Many of the the comments this mom was recounting are just sad to me. They imply a really limited ability to love. Choosing to love your adopted child isn’t much different from choosing to love your spouse— someone different from you, not biologically related, with needs and baggage you didn’t create. When people make comments about not being able to understand why we love our kids, I honestly just feel sorry for them. And when they make those kinds of comments to me, I don’t let them go without responding to them. I want everyone to know that we are blessed to parent our children and benefit from their love.

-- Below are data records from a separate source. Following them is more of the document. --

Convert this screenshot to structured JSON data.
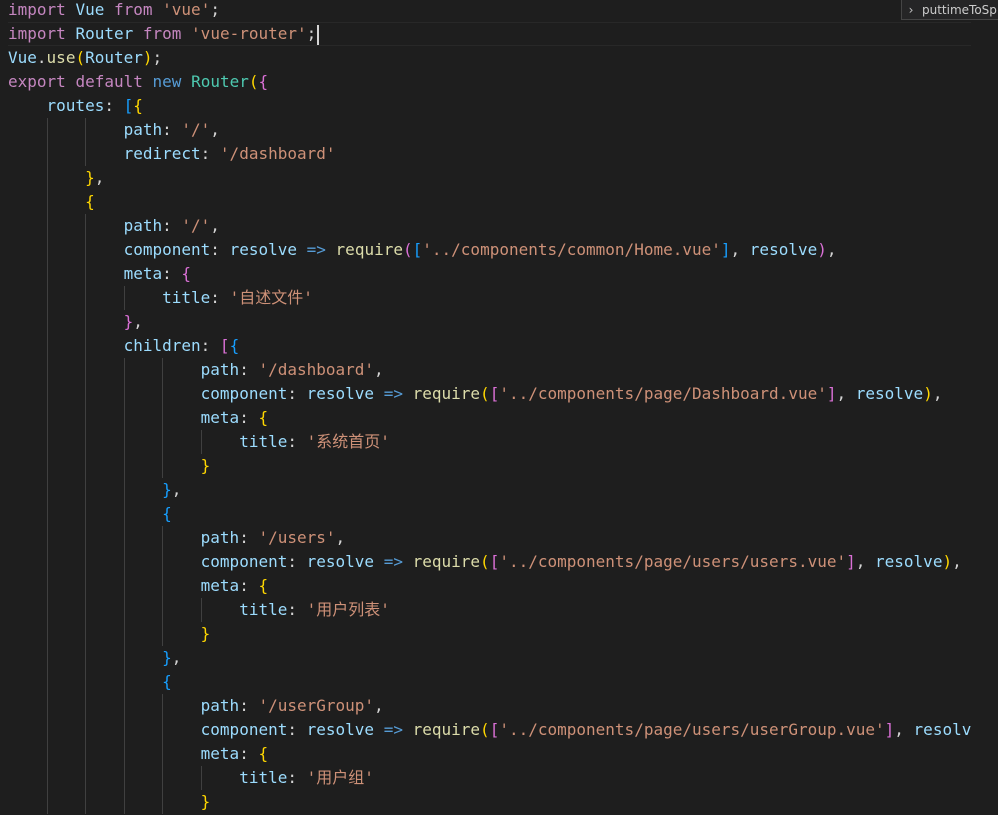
{
  "editor": {
    "find_widget": {
      "toggle_glyph": "›",
      "value": "puttimeToSp"
    },
    "lines": [
      {
        "tokens": [
          [
            "kw",
            "import"
          ],
          [
            "punc",
            " "
          ],
          [
            "ident",
            "Vue"
          ],
          [
            "punc",
            " "
          ],
          [
            "kw",
            "from"
          ],
          [
            "punc",
            " "
          ],
          [
            "str",
            "'vue'"
          ],
          [
            "punc",
            ";"
          ]
        ]
      },
      {
        "tokens": [
          [
            "kw",
            "import"
          ],
          [
            "punc",
            " "
          ],
          [
            "ident",
            "Router"
          ],
          [
            "punc",
            " "
          ],
          [
            "kw",
            "from"
          ],
          [
            "punc",
            " "
          ],
          [
            "str",
            "'vue-router'"
          ],
          [
            "punc",
            ";"
          ]
        ],
        "cursor": true
      },
      {
        "tokens": [
          [
            "ident",
            "Vue"
          ],
          [
            "punc",
            "."
          ],
          [
            "fn",
            "use"
          ],
          [
            "b1",
            "("
          ],
          [
            "ident",
            "Router"
          ],
          [
            "b1",
            ")"
          ],
          [
            "punc",
            ";"
          ]
        ]
      },
      {
        "tokens": [
          [
            "kw",
            "export"
          ],
          [
            "punc",
            " "
          ],
          [
            "kw",
            "default"
          ],
          [
            "punc",
            " "
          ],
          [
            "kb",
            "new"
          ],
          [
            "punc",
            " "
          ],
          [
            "cls",
            "Router"
          ],
          [
            "b1",
            "("
          ],
          [
            "b2",
            "{"
          ]
        ]
      },
      {
        "tokens": [
          [
            "ident",
            "    routes"
          ],
          [
            "punc",
            ": "
          ],
          [
            "b3",
            "["
          ],
          [
            "b1",
            "{"
          ]
        ]
      },
      {
        "tokens": [
          [
            "ident",
            "            path"
          ],
          [
            "punc",
            ": "
          ],
          [
            "str",
            "'/'"
          ],
          [
            "punc",
            ","
          ]
        ]
      },
      {
        "tokens": [
          [
            "ident",
            "            redirect"
          ],
          [
            "punc",
            ": "
          ],
          [
            "str",
            "'/dashboard'"
          ]
        ]
      },
      {
        "tokens": [
          [
            "b1",
            "        }"
          ],
          [
            "punc",
            ","
          ]
        ]
      },
      {
        "tokens": [
          [
            "b1",
            "        {"
          ]
        ]
      },
      {
        "tokens": [
          [
            "ident",
            "            path"
          ],
          [
            "punc",
            ": "
          ],
          [
            "str",
            "'/'"
          ],
          [
            "punc",
            ","
          ]
        ]
      },
      {
        "tokens": [
          [
            "ident",
            "            component"
          ],
          [
            "punc",
            ": "
          ],
          [
            "ident",
            "resolve"
          ],
          [
            "punc",
            " "
          ],
          [
            "kb",
            "=>"
          ],
          [
            "punc",
            " "
          ],
          [
            "fn",
            "require"
          ],
          [
            "b2",
            "("
          ],
          [
            "b3",
            "["
          ],
          [
            "str",
            "'../components/common/Home.vue'"
          ],
          [
            "b3",
            "]"
          ],
          [
            "punc",
            ", "
          ],
          [
            "ident",
            "resolve"
          ],
          [
            "b2",
            ")"
          ],
          [
            "punc",
            ","
          ]
        ]
      },
      {
        "tokens": [
          [
            "ident",
            "            meta"
          ],
          [
            "punc",
            ": "
          ],
          [
            "b2",
            "{"
          ]
        ]
      },
      {
        "tokens": [
          [
            "ident",
            "                title"
          ],
          [
            "punc",
            ": "
          ],
          [
            "str",
            "'自述文件'"
          ]
        ]
      },
      {
        "tokens": [
          [
            "b2",
            "            }"
          ],
          [
            "punc",
            ","
          ]
        ]
      },
      {
        "tokens": [
          [
            "ident",
            "            children"
          ],
          [
            "punc",
            ": "
          ],
          [
            "b2",
            "["
          ],
          [
            "b3",
            "{"
          ]
        ]
      },
      {
        "tokens": [
          [
            "ident",
            "                    path"
          ],
          [
            "punc",
            ": "
          ],
          [
            "str",
            "'/dashboard'"
          ],
          [
            "punc",
            ","
          ]
        ]
      },
      {
        "tokens": [
          [
            "ident",
            "                    component"
          ],
          [
            "punc",
            ": "
          ],
          [
            "ident",
            "resolve"
          ],
          [
            "punc",
            " "
          ],
          [
            "kb",
            "=>"
          ],
          [
            "punc",
            " "
          ],
          [
            "fn",
            "require"
          ],
          [
            "b1",
            "("
          ],
          [
            "b2",
            "["
          ],
          [
            "str",
            "'../components/page/Dashboard.vue'"
          ],
          [
            "b2",
            "]"
          ],
          [
            "punc",
            ", "
          ],
          [
            "ident",
            "resolve"
          ],
          [
            "b1",
            ")"
          ],
          [
            "punc",
            ","
          ]
        ]
      },
      {
        "tokens": [
          [
            "ident",
            "                    meta"
          ],
          [
            "punc",
            ": "
          ],
          [
            "b1",
            "{"
          ]
        ]
      },
      {
        "tokens": [
          [
            "ident",
            "                        title"
          ],
          [
            "punc",
            ": "
          ],
          [
            "str",
            "'系统首页'"
          ]
        ]
      },
      {
        "tokens": [
          [
            "b1",
            "                    }"
          ]
        ]
      },
      {
        "tokens": [
          [
            "b3",
            "                }"
          ],
          [
            "punc",
            ","
          ]
        ]
      },
      {
        "tokens": [
          [
            "b3",
            "                {"
          ]
        ]
      },
      {
        "tokens": [
          [
            "ident",
            "                    path"
          ],
          [
            "punc",
            ": "
          ],
          [
            "str",
            "'/users'"
          ],
          [
            "punc",
            ","
          ]
        ]
      },
      {
        "tokens": [
          [
            "ident",
            "                    component"
          ],
          [
            "punc",
            ": "
          ],
          [
            "ident",
            "resolve"
          ],
          [
            "punc",
            " "
          ],
          [
            "kb",
            "=>"
          ],
          [
            "punc",
            " "
          ],
          [
            "fn",
            "require"
          ],
          [
            "b1",
            "("
          ],
          [
            "b2",
            "["
          ],
          [
            "str",
            "'../components/page/users/users.vue'"
          ],
          [
            "b2",
            "]"
          ],
          [
            "punc",
            ", "
          ],
          [
            "ident",
            "resolve"
          ],
          [
            "b1",
            ")"
          ],
          [
            "punc",
            ","
          ]
        ]
      },
      {
        "tokens": [
          [
            "ident",
            "                    meta"
          ],
          [
            "punc",
            ": "
          ],
          [
            "b1",
            "{"
          ]
        ]
      },
      {
        "tokens": [
          [
            "ident",
            "                        title"
          ],
          [
            "punc",
            ": "
          ],
          [
            "str",
            "'用户列表'"
          ]
        ]
      },
      {
        "tokens": [
          [
            "b1",
            "                    }"
          ]
        ]
      },
      {
        "tokens": [
          [
            "b3",
            "                }"
          ],
          [
            "punc",
            ","
          ]
        ]
      },
      {
        "tokens": [
          [
            "b3",
            "                {"
          ]
        ]
      },
      {
        "tokens": [
          [
            "ident",
            "                    path"
          ],
          [
            "punc",
            ": "
          ],
          [
            "str",
            "'/userGroup'"
          ],
          [
            "punc",
            ","
          ]
        ]
      },
      {
        "tokens": [
          [
            "ident",
            "                    component"
          ],
          [
            "punc",
            ": "
          ],
          [
            "ident",
            "resolve"
          ],
          [
            "punc",
            " "
          ],
          [
            "kb",
            "=>"
          ],
          [
            "punc",
            " "
          ],
          [
            "fn",
            "require"
          ],
          [
            "b1",
            "("
          ],
          [
            "b2",
            "["
          ],
          [
            "str",
            "'../components/page/users/userGroup.vue'"
          ],
          [
            "b2",
            "]"
          ],
          [
            "punc",
            ", "
          ],
          [
            "ident",
            "resolv"
          ]
        ]
      },
      {
        "tokens": [
          [
            "ident",
            "                    meta"
          ],
          [
            "punc",
            ": "
          ],
          [
            "b1",
            "{"
          ]
        ]
      },
      {
        "tokens": [
          [
            "ident",
            "                        title"
          ],
          [
            "punc",
            ": "
          ],
          [
            "str",
            "'用户组'"
          ]
        ]
      },
      {
        "tokens": [
          [
            "b1",
            "                    }"
          ]
        ]
      }
    ]
  }
}
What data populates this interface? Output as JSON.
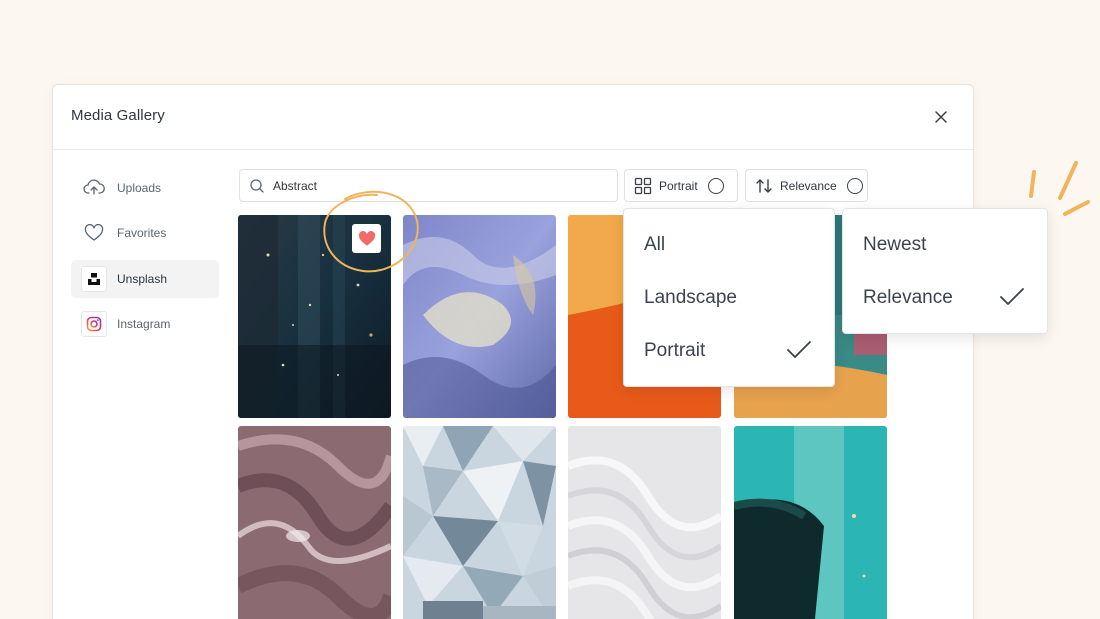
{
  "dialog": {
    "title": "Media Gallery"
  },
  "sidebar": {
    "items": [
      {
        "label": "Uploads",
        "icon": "cloud-upload-icon"
      },
      {
        "label": "Favorites",
        "icon": "heart-outline-icon"
      },
      {
        "label": "Unsplash",
        "icon": "unsplash-logo-icon",
        "active": true
      },
      {
        "label": "Instagram",
        "icon": "instagram-logo-icon"
      }
    ]
  },
  "search": {
    "value": "Abstract",
    "placeholder": ""
  },
  "filters": {
    "orientation": {
      "label": "Portrait",
      "icon": "grid-icon"
    },
    "sort": {
      "label": "Relevance",
      "icon": "sort-arrows-icon"
    }
  },
  "orientation_menu": {
    "options": [
      "All",
      "Landscape",
      "Portrait"
    ],
    "selected": "Portrait"
  },
  "sort_menu": {
    "options": [
      "Newest",
      "Relevance"
    ],
    "selected": "Relevance"
  },
  "gallery": {
    "favorited_index": 0,
    "tiles": [
      "dark-blue-bokeh",
      "purple-crumpled-foil",
      "orange-gradient",
      "teal-orange-paint",
      "mauve-marble-swirl",
      "geometric-glass-facade",
      "white-waves",
      "teal-black-paint"
    ]
  },
  "colors": {
    "background": "#fdf7f1",
    "accent_heart": "#f06a6a",
    "annotation_orange": "#f0b45a"
  }
}
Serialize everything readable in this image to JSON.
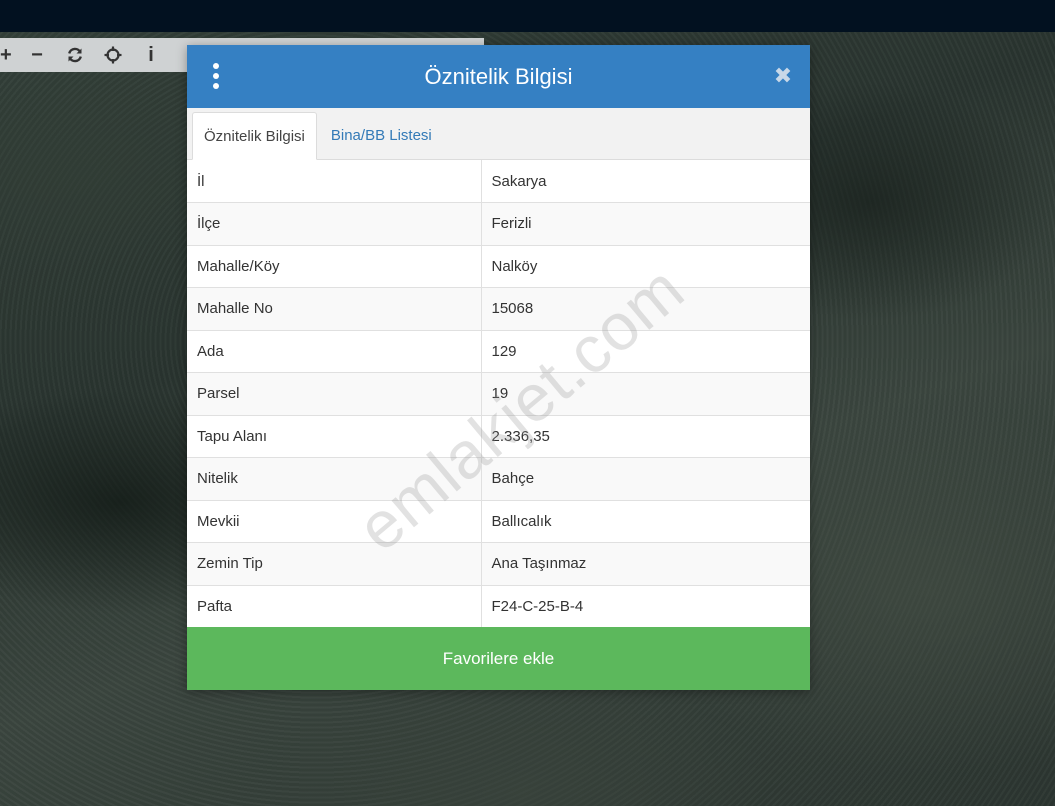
{
  "map": {
    "toolbar": [
      {
        "name": "zoom-in-icon",
        "glyph": "+"
      },
      {
        "name": "zoom-out-icon",
        "glyph": "−"
      },
      {
        "name": "refresh-icon",
        "glyph": ""
      },
      {
        "name": "locate-icon",
        "glyph": ""
      },
      {
        "name": "info-icon",
        "glyph": "i"
      }
    ]
  },
  "modal": {
    "title": "Öznitelik Bilgisi",
    "tabs": [
      {
        "label": "Öznitelik Bilgisi",
        "active": true
      },
      {
        "label": "Bina/BB Listesi",
        "active": false
      }
    ],
    "rows": [
      {
        "key": "İl",
        "value": "Sakarya"
      },
      {
        "key": "İlçe",
        "value": "Ferizli"
      },
      {
        "key": "Mahalle/Köy",
        "value": "Nalköy"
      },
      {
        "key": "Mahalle No",
        "value": "15068"
      },
      {
        "key": "Ada",
        "value": "129"
      },
      {
        "key": "Parsel",
        "value": "19"
      },
      {
        "key": "Tapu Alanı",
        "value": "2.336,35"
      },
      {
        "key": "Nitelik",
        "value": "Bahçe"
      },
      {
        "key": "Mevkii",
        "value": "Ballıcalık"
      },
      {
        "key": "Zemin Tip",
        "value": "Ana Taşınmaz"
      },
      {
        "key": "Pafta",
        "value": "F24-C-25-B-4"
      }
    ],
    "favorite_button": "Favorilere ekle",
    "close_glyph": "✖"
  },
  "watermark": "emlakjet.com",
  "colors": {
    "header": "#3580c3",
    "favorite_button": "#5cb85c",
    "tab_link": "#337ab7",
    "topbar": "#021120"
  }
}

A couple years ago our family was out doing some shopping at a home improvement store. We kept walking past an older couple that was staring at us and our kids. I was tempted to feel self-conscious, especially because the boys were being pretty loud and were starting to lose patience with this whole trip. As we were nearing the checkout line, the older couple came up to our cart and started talking to the boys. After a little strained conversation, the wife leaned over to me and said, “We adopted our son forty-eight years ago. I feel so sorry for people who never get to experience that kind of joy.” We had such a wonderful conversation with them and felt like we shared a special secret— a secret about how other people think you’re doing something wonderful to help these poor, needy children, but really you are the one who is blessed. I’m thankful I didn’t assume their staring was out of a disapproval of our family and I’m thankful for their affirmation that this IS a special kind of joy. More than being angry, I feel sad when people don’t seem to understand that.
I feel sympathy for people who ask questions because I have been that person. During our waiting years I asked plenty of nosey questions and I’m sure some of them were phrased in less than sensitive ways. I was desperate for information and I didn’t always know the appropriate words to use. I still ask those questions (although phrased correctly now) when I run into other families that look like ours. I have been the weirdo stranger who is waving and smiling like a moron at the little adopted toddler shopping with her mom. I ask if siblings are biologically related because I know the difficulties of taking two kids at once or dealing with a family in crisis over the course of years to take multiple placements. I know it isn’t an irrelevant question, but gives clues to the journey a family has been through. I want to know what country, what agency, what contact agreement, how long was the process, etc. because this is my story, too. And when people know we share this road in common, they are often very open and gracious about sharing their story. I’m especially thankful for the adult adoptees and birthmothers who have opened their hearts and stories to me so I can learn from their experience. But when I don’t have my kids with me, I forget that people don’t automatically know that my attention is because I’m supportive. I hate thinking that our assumption as adoptive parents is to think people are going to be insensitive or are unsupportive.
So as an adoption community, let’s be gracious and see ourselves as educators as we answer questions. And those who are curious about adoption, be thoughtful in how you ask them.